The whole stands before their eyes: It is the Cre­ation as created by the Creator and it is The Brothers Karamazov as created by Fyodor Dostoevsky in emu­lation of it. The two wholes are, if you like, inter­changeable. I said earlier that the metaphor of the shores converging (as a definition of Beauty) could not be unpacked — i.e., analyzed, paraphrased — for the obvious reason that an ocean where the shores converge is no ocean at all, only dry land. But watch the metaphor reverse itself in the simile of Father Zosima, which contains all the other metaphors and controls not only the message but the structure of the book: “all is like an ocean; all flows and connects, touch it in one place and it echoes at the other end of the world.”
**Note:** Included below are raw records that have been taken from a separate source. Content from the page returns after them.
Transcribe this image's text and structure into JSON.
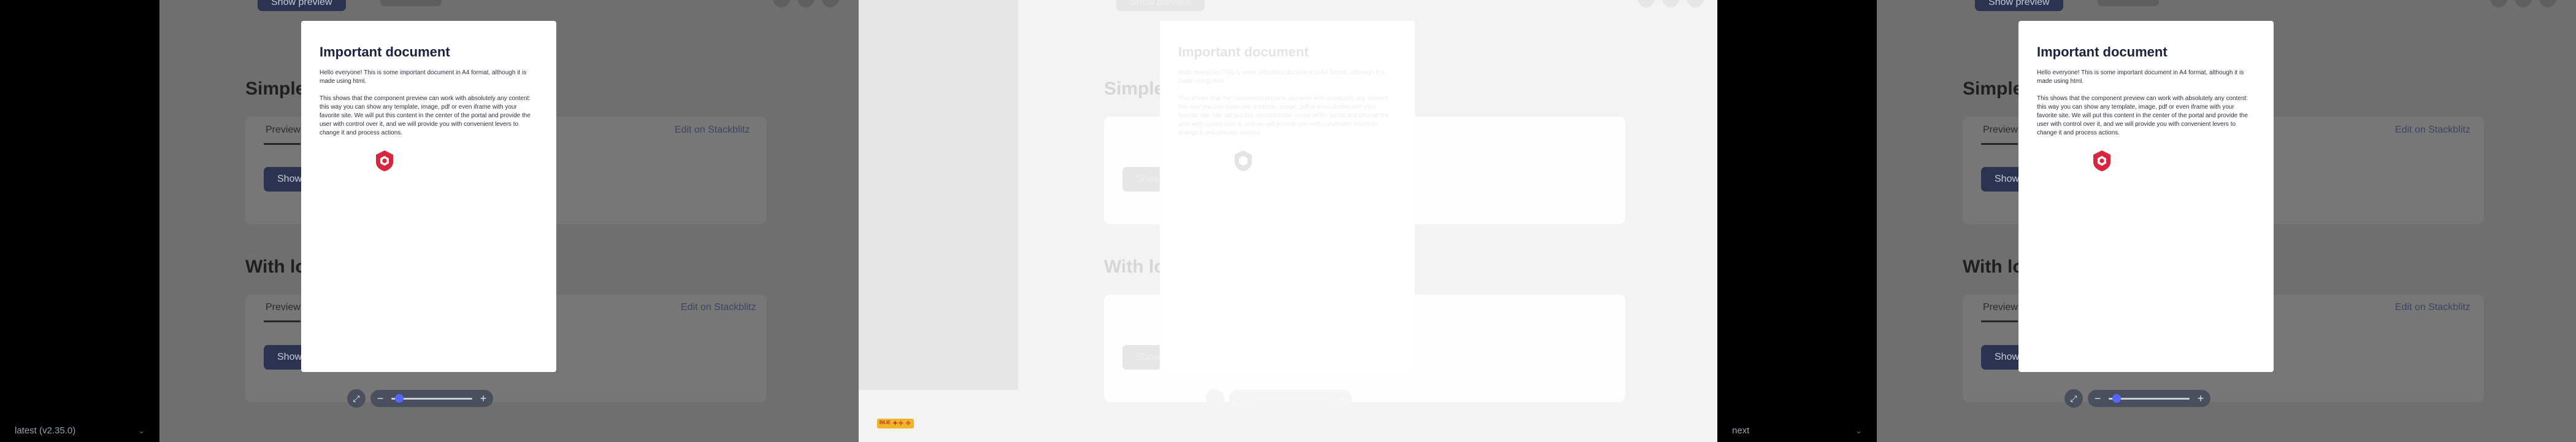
{
  "panels": [
    {
      "id": "frame-1",
      "env_label": "latest (v2.35.0)",
      "sections": [
        {
          "title": "Simple i",
          "tab": "Preview",
          "link": "Edit on Stackblitz",
          "button": "Show"
        },
        {
          "title": "With loa",
          "tab": "Preview",
          "link": "Edit on Stackblitz",
          "button": "Show"
        }
      ],
      "top_button": "Show preview"
    },
    {
      "id": "frame-2",
      "env_label": "",
      "badge": "ᴮᴵᴸᴵᴱ ✦✧ ✧",
      "sections": [
        {
          "title": "Simple i",
          "tab": "Preview",
          "link": "Edit on Stackblitz",
          "button": "Show"
        },
        {
          "title": "With lo",
          "tab": "Preview",
          "link": "Edit on Stackblitz",
          "button": "Show"
        }
      ],
      "top_button": "Show preview"
    },
    {
      "id": "frame-3",
      "env_label": "next",
      "sections": [
        {
          "title": "Simple i",
          "tab": "Preview",
          "link": "Edit on Stackblitz",
          "button": "Show"
        },
        {
          "title": "With loa",
          "tab": "Preview",
          "link": "Edit on Stackblitz",
          "button": "Show"
        }
      ],
      "top_button": "Show preview"
    }
  ],
  "modal": {
    "title": "Important document",
    "paragraph1": "Hello everyone! This is some important document in A4 format, although it is made using html.",
    "paragraph2": "This shows that the component preview can work with absolutely any content: this way you can show any template, image, pdf or even iframe with your favorite site. We will put this content in the center of the portal and provide the user with control over it, and we will provide you with convenient levers to change it and process actions."
  },
  "zoom": {
    "minus": "−",
    "plus": "+",
    "toggle": "⤢",
    "level": 0.06
  },
  "icons": {
    "logo": "taiga-shield-icon",
    "accent": "#d7263d"
  }
}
This is my selective Catholic and literary reading of The Brothers Karamazov, to which I firmly believe all other matters may be accommodated. Virtually all the passages I have cited are from the first half of the novel and in the second half they simply roll. The “all are innocent/all are guilty” theme replays itself in the trial of Dmitri, who is convicted of murdering his fa­ther, although he did not. The teachings of Father Zosima are recapitulated and reapplied by Alyosha in his homily to the boys at the stone. At the trial, the speeches of the prosecutor and the defense attorney are in effect new novels and both are wrong. Each of them insults the other by calling his fabrications a “novel.” The prosecutor insists on “the whole,” but the whole he constructs is built on false facts. Con­versely, the defense attorney rejects the whole and stakes his case on single isolated facts, some of which are more plausible than others. The legal battle in the courtroom is one bad novel against another. The whole performance is drenched in scientism and new liberal anti-Christian ideologies. Nothing remains but The Brothers Karamazov.

I have been reading and commenting on the new translation by Richard Pevear and Larissa Volokhonsky. One chief benefit of this translation is its reliance in the Notes on Victor Terras’s A Karamazov Companion: Commentary on the Gen­esis, Language, and Style of Dostoevsky’s Novel (University of Wisconsin Press, 1981). There is a lot more of Terras than the translators make use of here, and much of it concerns the theological and aesthetic bearings of Orthodoxy. Anyone who wishes to pursue The Brother’s Karamazov should read that book and then perhaps in further pursuit send for the catalog of Eighth Day Books — it has a section called “Eastern Christendom” featuring mainly theological works in English. All Orthodox theology appears to have an aesthetic dimension which Catholic theology often lacks. Readers Catholic, Orthodox, or other should also know firsthand the Second Vatican Council’s Unitatis Redintegratio (Decree on Ecumenism), the part headed “The Special Position of the Eastern Churches.” The sacred Council declares in closing that “this entire heritage of spirituality and liturgy, of discipline and theology…belongs to the full catholic and apostolic character of the church.” All good­hearted people in good faith are permitted to attend Orthodox Masses, there to learn about bowing and kissing the icons and crossing yourself backward, and even to sense more deeply the inestimable value of Dostoevsky in his religious art, unrivaled in the Catholic West.